Indeed, the best songs on Devils & Dust are not only legitimately catchy as heck, but forge a sonic aesthetic unique in Bruce’s catalog. That aesthetic is sort of muddled on the title track, which opens the album – it sort of feels like throwing shit at a wall, with distorted electric guitar, electronic percussion, orchestral strings, synths, and the straightforward folksy skeleton of the song all competing with rather than complementing one another in the mix. But it feels more organic on highlights like “All the Way Home” and “Maria’s Bed” (aka the good hooker song). An organ, synth, or sometimes strings will provide a sweet, pillowy bedrock while sharper melodic elements provide ear candy, like the rattling lead guitar lick on “All the Way Home” or the chanting backup vocal choir on “Maria’s Bed.” Even Bruce’s voice is different, about as unfamiliar as it can get – high, pinched, restrained. He takes it to a questionable extreme with his pseudo-falsetto on the boogie “All I’m Thinkin’ About,” but even though it’s objectively the worst recorded vocal performance of his career, it’s so amateurish that it’s kind of… cute? Like a baby goat trying to walk for the first time, or Ivanka Trump pretending to be smart and logical.

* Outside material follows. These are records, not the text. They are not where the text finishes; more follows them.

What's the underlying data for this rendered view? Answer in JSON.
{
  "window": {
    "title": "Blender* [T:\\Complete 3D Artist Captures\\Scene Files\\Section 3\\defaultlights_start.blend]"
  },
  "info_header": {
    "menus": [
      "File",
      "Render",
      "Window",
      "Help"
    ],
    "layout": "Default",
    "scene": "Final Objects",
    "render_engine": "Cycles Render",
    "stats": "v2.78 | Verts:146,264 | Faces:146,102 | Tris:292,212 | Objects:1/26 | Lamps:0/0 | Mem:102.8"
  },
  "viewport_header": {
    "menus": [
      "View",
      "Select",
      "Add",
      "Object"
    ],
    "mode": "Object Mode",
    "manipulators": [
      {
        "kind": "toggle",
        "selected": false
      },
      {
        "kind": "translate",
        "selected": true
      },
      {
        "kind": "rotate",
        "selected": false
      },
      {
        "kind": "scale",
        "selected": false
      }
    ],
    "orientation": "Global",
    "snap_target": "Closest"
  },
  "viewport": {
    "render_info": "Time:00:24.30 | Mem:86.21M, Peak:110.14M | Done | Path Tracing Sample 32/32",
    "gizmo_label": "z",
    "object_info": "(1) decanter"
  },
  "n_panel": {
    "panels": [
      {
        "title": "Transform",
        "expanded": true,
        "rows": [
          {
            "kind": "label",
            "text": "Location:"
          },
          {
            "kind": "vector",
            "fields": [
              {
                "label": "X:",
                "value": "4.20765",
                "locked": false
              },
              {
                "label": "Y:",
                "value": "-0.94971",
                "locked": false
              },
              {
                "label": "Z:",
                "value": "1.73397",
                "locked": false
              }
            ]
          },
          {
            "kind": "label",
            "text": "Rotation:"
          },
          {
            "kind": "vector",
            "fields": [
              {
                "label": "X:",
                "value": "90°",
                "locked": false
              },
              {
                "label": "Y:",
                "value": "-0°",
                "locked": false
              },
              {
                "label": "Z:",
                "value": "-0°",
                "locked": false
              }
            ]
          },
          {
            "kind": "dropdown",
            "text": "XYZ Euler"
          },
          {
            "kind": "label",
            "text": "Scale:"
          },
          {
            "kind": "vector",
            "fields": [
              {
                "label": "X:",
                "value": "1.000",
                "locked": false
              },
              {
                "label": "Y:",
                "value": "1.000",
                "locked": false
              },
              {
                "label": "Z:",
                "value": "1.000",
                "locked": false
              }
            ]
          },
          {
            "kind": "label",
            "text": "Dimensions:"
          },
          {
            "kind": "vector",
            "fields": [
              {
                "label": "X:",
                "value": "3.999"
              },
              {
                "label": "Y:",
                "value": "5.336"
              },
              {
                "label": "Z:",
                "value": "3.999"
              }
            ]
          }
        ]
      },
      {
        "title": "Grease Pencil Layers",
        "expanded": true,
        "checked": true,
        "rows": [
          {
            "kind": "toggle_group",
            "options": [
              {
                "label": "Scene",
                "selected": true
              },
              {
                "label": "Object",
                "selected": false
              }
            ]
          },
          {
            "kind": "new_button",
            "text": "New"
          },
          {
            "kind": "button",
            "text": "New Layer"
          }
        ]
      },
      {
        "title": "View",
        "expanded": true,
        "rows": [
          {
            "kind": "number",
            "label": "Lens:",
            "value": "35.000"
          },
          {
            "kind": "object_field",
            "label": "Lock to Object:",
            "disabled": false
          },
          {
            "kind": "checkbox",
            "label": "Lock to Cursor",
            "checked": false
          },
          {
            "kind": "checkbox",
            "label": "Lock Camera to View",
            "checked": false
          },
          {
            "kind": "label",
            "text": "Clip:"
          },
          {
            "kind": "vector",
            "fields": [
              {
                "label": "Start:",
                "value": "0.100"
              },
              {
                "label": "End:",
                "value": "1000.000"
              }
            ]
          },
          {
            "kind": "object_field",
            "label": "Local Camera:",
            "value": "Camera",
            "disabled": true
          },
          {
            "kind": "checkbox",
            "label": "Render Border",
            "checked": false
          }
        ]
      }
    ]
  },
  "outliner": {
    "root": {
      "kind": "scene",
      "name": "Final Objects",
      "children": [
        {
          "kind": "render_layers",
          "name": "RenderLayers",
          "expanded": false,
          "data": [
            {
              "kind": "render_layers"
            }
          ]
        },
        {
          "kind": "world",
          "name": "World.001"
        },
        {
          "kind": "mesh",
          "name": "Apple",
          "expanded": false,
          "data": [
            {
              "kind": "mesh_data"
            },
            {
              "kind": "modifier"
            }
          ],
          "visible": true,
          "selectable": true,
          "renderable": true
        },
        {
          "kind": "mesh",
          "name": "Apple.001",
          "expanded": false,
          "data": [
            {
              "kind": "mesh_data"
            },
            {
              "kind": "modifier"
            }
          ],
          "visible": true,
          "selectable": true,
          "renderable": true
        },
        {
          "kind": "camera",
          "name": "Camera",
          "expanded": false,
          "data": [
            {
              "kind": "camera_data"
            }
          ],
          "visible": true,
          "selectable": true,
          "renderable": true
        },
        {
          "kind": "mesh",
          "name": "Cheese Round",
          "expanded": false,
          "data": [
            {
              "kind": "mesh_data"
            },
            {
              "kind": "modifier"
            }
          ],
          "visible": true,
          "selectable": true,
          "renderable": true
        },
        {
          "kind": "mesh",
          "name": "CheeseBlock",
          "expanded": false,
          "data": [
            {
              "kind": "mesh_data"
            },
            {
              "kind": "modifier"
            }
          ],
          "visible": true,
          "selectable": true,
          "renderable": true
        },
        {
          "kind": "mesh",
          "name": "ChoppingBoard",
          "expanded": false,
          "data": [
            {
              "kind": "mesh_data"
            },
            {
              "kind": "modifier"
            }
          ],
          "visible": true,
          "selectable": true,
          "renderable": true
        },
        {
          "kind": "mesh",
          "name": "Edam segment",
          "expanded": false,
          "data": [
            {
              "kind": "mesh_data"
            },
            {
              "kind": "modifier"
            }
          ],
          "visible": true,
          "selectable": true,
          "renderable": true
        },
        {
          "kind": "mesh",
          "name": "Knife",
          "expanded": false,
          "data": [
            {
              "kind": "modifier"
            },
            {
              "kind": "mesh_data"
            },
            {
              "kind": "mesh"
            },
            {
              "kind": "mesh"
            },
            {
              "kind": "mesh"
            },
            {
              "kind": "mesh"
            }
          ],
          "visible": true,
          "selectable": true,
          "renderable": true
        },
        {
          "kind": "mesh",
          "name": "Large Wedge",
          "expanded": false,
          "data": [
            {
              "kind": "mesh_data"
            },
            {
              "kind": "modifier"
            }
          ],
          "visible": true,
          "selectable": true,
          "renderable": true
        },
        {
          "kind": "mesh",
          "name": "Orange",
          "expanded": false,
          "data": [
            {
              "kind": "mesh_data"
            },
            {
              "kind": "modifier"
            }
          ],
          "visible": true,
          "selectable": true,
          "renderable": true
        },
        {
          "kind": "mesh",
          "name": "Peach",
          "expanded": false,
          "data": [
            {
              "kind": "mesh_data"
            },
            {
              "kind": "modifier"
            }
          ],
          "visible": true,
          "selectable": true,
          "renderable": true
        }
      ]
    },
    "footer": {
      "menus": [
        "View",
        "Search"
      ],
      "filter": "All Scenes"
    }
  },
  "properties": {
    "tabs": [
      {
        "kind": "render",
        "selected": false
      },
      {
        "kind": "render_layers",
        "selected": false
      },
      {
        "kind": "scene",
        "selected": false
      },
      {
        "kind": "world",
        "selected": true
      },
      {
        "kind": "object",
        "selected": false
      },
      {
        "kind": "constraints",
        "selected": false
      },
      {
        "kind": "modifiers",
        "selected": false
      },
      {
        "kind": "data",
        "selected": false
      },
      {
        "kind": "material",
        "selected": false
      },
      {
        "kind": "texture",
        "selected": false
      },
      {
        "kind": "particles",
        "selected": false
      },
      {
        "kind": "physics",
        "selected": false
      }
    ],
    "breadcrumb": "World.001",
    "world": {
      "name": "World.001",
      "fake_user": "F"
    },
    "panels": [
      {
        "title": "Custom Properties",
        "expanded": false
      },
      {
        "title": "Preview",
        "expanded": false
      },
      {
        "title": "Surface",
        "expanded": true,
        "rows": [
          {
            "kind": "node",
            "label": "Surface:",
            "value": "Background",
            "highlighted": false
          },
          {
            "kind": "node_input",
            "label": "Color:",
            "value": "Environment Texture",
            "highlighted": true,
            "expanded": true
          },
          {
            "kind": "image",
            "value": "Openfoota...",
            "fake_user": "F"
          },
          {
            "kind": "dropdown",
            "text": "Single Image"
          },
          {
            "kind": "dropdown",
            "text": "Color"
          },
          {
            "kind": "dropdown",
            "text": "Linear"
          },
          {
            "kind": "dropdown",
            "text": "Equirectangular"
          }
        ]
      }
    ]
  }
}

The fact that these songs, along with the joyful hoedown “Long Time Comin’,” are the album’s clear highlights is also unusual in the Springsteen canon in that they are all songs about love, lust, and family. Those are the things we wanted to Bruce to avoid after the early ‘90s, right? Well, once you get a load of the “social commentary” songs on here, perhaps you’ll be ready to jump on board with the ‘90s nostalgia fad that’s happening right now. That’s because they’re pretty much all miserable Tom Joad-like dirges. “Black Cowboys,” “Silver Palomino,” “The Hitter,” “Matamoros Banks” – they may be more sonically appealing than their counterparts on Tom Joad—a few have some nice piano or something in the background—they still feature Bruce mumbling incomprehensibly and slowly going back and forth between two or three finger-picked chords as boringly as possible.

Perhaps the worst offender, ostensibly, is “Reno” (aka the other hooker song). It features the least imaginative chord sequence of all time (woah! A I-IV-V folk song! Blowin’ my mind there, Bruce!), the acoustic slide guitar is so hilariously inept it sounds like I played it, and 90% of the lyrics are utterly impossible to make out because Bruce’s affected “folk singer” accent is so thick it sounds like he’s singing in another language. But there’s something about the way a dramatic string section is layered on top of the acoustic bedrock, coupled with the haunting final line, one of the few I can actually make out (“It wasn’t the best I ever had/Not even close”) that sticks with me after the song ends. That’s probably because it doesn’t feel lazy like so many of Bruce’s post-Nebraska folk songs. Much of it may be misguided – in addition to the deficiencies mentioned above, the song also famously features Bruce and a hooker negotiating over the price of backdoor boning (“Two-fifty up the ass” – god, I’ve always wanted the visual image of Bruce Springsteen assfucking a hooker in my brain). There’s a kind of weird arrangement, and Bruce is singing about something totally different. When it comes to Bruce’s output post-age 50, unexpected doesn’t always mean great, but at least it doesn’t mean boring and predictable.